İdlib'de üniversiteler açarak bu insan kaynağına yatırım yapan Şara, çoğu HTŞ üyesi olan 18 bin kız ve erkek öğrencinin eğitime ulaşmasını sağladı. Askeri alanda ise Şara, askeri kışlalar ve bir askeri akademi kurdu. Muhalif gruplarla ittifaklarını artırdı. Tam teçhizatla donatılmış 17 muharip tugay oluşturdu. Yerli yapım Şahin insansız hava araçlarını üreten yerel askeri üretimi destekledi.

Ayrıca, içeriden HTŞ’ye sızma ve örgütü dağıtma girişimlerine karşı koyabilen ve kendisini devirmeye çalışan tüm isyancı hareketleri baskı altına alabilen güçlü bir güvenlik birimi kurdu. Askeri, ekonomik, hizmet ve güvenlik alanlarındaki tüm bu başarılarına rağmen, Suriye’nin ne zaman özgürleştirileceği ve rejimle mücadele, özellikle de rejim tarafından şehirlerinden ve köylerinden sürülen yerinden edilmiş insanlar için her zaman değişmez bir soru işareti olmaya devam etti.

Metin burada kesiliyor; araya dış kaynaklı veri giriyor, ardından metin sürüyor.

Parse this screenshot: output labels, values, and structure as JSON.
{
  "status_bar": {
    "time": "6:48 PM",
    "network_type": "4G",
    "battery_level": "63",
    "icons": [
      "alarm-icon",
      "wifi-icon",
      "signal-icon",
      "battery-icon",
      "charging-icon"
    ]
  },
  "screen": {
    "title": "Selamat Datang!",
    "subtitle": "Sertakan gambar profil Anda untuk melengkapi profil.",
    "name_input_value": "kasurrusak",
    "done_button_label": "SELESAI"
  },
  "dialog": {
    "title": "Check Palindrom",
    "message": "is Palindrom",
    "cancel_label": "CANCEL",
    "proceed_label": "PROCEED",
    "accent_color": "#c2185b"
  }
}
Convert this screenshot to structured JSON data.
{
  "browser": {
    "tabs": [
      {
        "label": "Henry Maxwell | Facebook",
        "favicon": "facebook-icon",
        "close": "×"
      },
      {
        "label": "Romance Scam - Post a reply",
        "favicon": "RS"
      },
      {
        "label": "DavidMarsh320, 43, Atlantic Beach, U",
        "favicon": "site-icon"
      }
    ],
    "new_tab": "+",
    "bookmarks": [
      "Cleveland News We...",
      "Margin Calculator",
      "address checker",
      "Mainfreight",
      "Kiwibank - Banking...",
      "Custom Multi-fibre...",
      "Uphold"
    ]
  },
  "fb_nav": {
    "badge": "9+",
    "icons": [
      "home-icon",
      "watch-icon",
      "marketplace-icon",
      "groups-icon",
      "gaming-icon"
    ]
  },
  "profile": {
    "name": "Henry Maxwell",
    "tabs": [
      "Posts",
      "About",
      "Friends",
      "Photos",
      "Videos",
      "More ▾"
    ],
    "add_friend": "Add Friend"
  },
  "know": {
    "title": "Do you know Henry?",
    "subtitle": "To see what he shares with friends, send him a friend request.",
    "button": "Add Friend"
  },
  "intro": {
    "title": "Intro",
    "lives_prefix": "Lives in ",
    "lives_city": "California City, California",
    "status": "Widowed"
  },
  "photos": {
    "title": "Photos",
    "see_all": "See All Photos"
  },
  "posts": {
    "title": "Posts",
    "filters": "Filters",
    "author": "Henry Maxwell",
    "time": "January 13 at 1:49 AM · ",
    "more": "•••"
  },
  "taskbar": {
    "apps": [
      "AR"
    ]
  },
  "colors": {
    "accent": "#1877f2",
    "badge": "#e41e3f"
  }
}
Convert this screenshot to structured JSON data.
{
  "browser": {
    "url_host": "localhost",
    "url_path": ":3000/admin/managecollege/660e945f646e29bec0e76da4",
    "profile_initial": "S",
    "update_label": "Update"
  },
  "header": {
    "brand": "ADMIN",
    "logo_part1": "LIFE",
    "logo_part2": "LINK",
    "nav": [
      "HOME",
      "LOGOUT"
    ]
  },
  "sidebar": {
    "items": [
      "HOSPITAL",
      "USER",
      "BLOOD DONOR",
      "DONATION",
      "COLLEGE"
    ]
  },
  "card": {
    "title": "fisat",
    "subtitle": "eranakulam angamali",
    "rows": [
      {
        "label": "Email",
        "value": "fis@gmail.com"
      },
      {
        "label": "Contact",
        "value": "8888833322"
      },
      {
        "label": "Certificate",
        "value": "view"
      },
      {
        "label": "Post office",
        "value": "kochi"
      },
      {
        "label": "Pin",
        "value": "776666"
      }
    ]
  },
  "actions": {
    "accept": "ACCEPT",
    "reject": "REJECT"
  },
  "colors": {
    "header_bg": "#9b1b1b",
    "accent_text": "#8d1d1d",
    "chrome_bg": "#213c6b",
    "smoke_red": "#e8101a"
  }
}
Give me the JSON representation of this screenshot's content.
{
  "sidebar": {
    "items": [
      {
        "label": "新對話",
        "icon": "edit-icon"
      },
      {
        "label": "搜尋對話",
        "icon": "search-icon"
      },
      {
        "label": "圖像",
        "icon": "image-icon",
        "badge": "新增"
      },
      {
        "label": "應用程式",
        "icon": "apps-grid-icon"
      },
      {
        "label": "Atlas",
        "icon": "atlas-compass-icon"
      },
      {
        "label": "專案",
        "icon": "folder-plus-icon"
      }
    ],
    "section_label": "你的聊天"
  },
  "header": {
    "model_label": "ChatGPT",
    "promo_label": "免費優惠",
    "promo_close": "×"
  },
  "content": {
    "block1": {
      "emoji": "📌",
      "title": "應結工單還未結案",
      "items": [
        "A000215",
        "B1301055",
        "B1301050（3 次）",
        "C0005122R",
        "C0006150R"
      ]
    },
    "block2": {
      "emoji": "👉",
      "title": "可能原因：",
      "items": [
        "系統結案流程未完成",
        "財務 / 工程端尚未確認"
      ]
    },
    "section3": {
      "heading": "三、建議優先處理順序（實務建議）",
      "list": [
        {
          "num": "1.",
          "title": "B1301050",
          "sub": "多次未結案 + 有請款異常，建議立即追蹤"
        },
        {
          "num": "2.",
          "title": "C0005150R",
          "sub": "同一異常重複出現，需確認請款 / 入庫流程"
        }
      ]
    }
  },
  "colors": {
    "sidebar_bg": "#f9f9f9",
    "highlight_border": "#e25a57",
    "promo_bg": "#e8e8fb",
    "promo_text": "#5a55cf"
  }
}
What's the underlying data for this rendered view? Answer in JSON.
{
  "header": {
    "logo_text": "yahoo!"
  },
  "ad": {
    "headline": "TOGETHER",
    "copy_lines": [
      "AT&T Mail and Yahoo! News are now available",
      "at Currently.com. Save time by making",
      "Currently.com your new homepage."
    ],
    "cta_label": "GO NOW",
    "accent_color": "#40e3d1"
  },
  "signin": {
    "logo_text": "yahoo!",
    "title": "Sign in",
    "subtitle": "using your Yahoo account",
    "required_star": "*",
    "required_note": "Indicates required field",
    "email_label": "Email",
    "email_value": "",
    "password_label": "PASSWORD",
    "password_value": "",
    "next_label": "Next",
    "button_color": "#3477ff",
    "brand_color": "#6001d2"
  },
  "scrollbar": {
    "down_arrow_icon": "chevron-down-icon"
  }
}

Ukrayna ve Rusya arasında 2022 yılının şubat ayı başlarında savaşın başlaması, Rusya'nın bu savaşta askeri gücünü tüketmesi halinde nereye kadar kendi içine çekilebileceği sorusunu gündeme getirdi. Ardından 7 Ekim 2023 tarihinde Hamas’ın İsrail’e saldırısının ardından  Gazze Şeridi’nde başlayan savaş, savaşın hangi boyutlara ulaşabileceği ve İran'ın Suriye ve Lübnan'daki silahlı uzantılarını kaybedip kaybetmeyeceği şeklindeki başka bir soruyu gündeme getirdi.

Şara, tüm bu gerçekler çerçevesinde hazırlıklara başlasa da İsrail, Gazze Şeridi’nde yürüttüğü savaşı Lübnan'a doğru genişlettikten sonra savaşa girme kararı aldı. Hizbullah'ın 26 Kasım 2024 tarihinde İsrail ile ateşkes anlaşması imzalamasının ardından 27 Kasım 2024 tarihinde savaşa girme kararıyla harekete geçildi. Tam 11 gün içinde büyük bir ilerleme kaydedildi ve 8 Aralık 2024 günü Şam sokaklarında yürüyen Askeri Operasyonlar İdaresi üyeleri Beşşar Esed rejiminin düştüğünü ilan etti.

Devlet düşüncesine geçiş

HTŞ, Esed rejimini devirmesinin ardından Şam'a ulaşması ve Şara'nın Halk Sarayı'na girerek Suriye topraklarının ve devlet kurumlarının büyük bölümünü kontrol etmesi sonrası şimdi en önemli meydan okumayla karşı karşıya. Bir örgüt devlete dönüşebilir mi? Suriye’nin tüm kesimlerine açılım ve Suriyelilerin sahiplendiği ve ortak olduğu sivil, çoğulcu, demokratik bir devlete siyasi bir geçiş olasılığı ne kadar mümkün? HTŞ’nin lider kadrosunun gelinen aşamanın gereklerinin farkında, bu dönüşümü gerçekleştirme arzu ve kabiliyetine sahip ve bu konuda zamana karşı bir yarış içinde olduğu herkes tarafından biliniyor.

HTŞ’nin son 13 yılda aldığı cesur ve beklenmedik kararlar ve geçirdiği değişimler, onun Suriye devletini ve kurumlarını inşa etme lehine olacak şekilde kendinden ödün vermeye devam edeceği konusunda bize iyimser bir tablo sunuyor. Son yıllarda yabancı savaşçıların davranışlarını kontrol etme yeteneği, bu dosyayı yönetme konusunda Şara’ya olan güvenimizi artıyor.